52. Truth before wisdom, wisdom before action
53. "The truth is not overrated." (Big Fat Liar)
54. “Life and wit and inquiry begin just at the point where faith ends.” (Christopher Hitchens)
55. Religion starts with belief, philosophy with doubt, science with curiosity, ethics with concern
56. The Earth is but a speck among trillions of specks. And man - a speck upon a speck (The Man Who Haunted Himself)
The opposite view - and perhaps the only other one that currently makes much sense - is that I own the universe and there are no "real" specks outside myself. Neither view is particularly gracious towards other people.
57. “Diplomacy is one of the most regrettable of necessities”
(Because it implies deceit, subterfuge and unhealthy international relations).
58. "There is a higher law affecting our relation to pines as well as to men. A pine cut down, a dead pine, is no more a pine than a dead human carcass is a man." (Thoreau)
58b. "I am sure my bones would not rest in an English grave, or my clay mix with the earth of that country. I believe the thought would drive me mad on my death-bed could I suppose that any of my friends would be base enough to convey my carcass back to her soil. I would not even feed her worms if I could help it."
When will people begin to understand that a dead body, or whatever remains of it, is not a human being? There's absolutely no point in spending time and money retrieving bodies from overseas, regardless of circumstances, and nothing to recommend the belief that graves are the right place to be commemorating past lives. People are remembered by their works, not their ashes.
59. “Cease, cease! This sort-a has no end.” (Fats Waller)
Like this list of epigrams, most things in life have no real ending.
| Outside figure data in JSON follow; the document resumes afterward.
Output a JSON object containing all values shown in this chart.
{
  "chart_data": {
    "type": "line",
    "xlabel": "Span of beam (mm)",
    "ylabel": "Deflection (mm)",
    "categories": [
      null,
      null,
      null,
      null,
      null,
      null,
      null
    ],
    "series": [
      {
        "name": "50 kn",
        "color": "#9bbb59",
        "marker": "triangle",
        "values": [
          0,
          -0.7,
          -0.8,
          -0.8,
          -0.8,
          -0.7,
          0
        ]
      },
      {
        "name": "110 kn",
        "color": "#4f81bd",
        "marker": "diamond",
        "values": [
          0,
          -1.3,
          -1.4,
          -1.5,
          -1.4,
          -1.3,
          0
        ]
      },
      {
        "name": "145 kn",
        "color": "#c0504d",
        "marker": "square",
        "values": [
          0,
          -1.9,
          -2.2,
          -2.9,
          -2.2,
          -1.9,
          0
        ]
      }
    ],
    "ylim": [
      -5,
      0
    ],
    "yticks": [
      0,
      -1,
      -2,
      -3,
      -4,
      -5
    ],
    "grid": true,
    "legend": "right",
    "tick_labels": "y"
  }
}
Apart from life itself, we draw things arbitrarily to a close. The quote comes from the end (?) of Fats Waller’s inimitable “Big Chief De Sota” (De Sota has no end!). Here are some related epigrams:
“Too many pieces of music finish too long after the end” (Stravinsky)
“This war, like the next war, is a war to end war” (Lloyd George)
“Time is a great teacher, but unfortunately it kills all its pupils” (Berlioz)
“In this world, nothing is certain but death and taxes” (Franklin)
...to be continued
Footnote (item 42). A very comprehensive answer to the question of the origin of these lines comes from Zendam, a Moderator on the first-rate Quoteland.com website. The gist of this reply is as follows (italicised comments in brackets are mine):
The first line is a variation of the old English proverb "Whan I gaue you an inche, ye took an ell" (John Heywood, Proverbs, pt. ii, ch. 9, dated 1546). [This is actually closer to the preceding line in the Marley song - "Give them an inch they take a yard".]
The second line is close to a phrase from the Hebrew Midrash, Genesis Rabbah, 42, dating from about AD 550: "Once a man, twice a child", but from as long ago as 450 BC we find the lines "An old man is twice a child" from the Fragments of Cratinus. A similar oft-quoted phrase occurs in Shakespeare's Hamlet. [A similar phrase has also been used as the title of a book about the circumstances of John Lennon's death. Like the Beenie Man song, this is post-Marley.]
[Funny how a piece of utterly stupid Aussie trivia can turn into a fascinating time machine. Vive l'Edward de Bono!]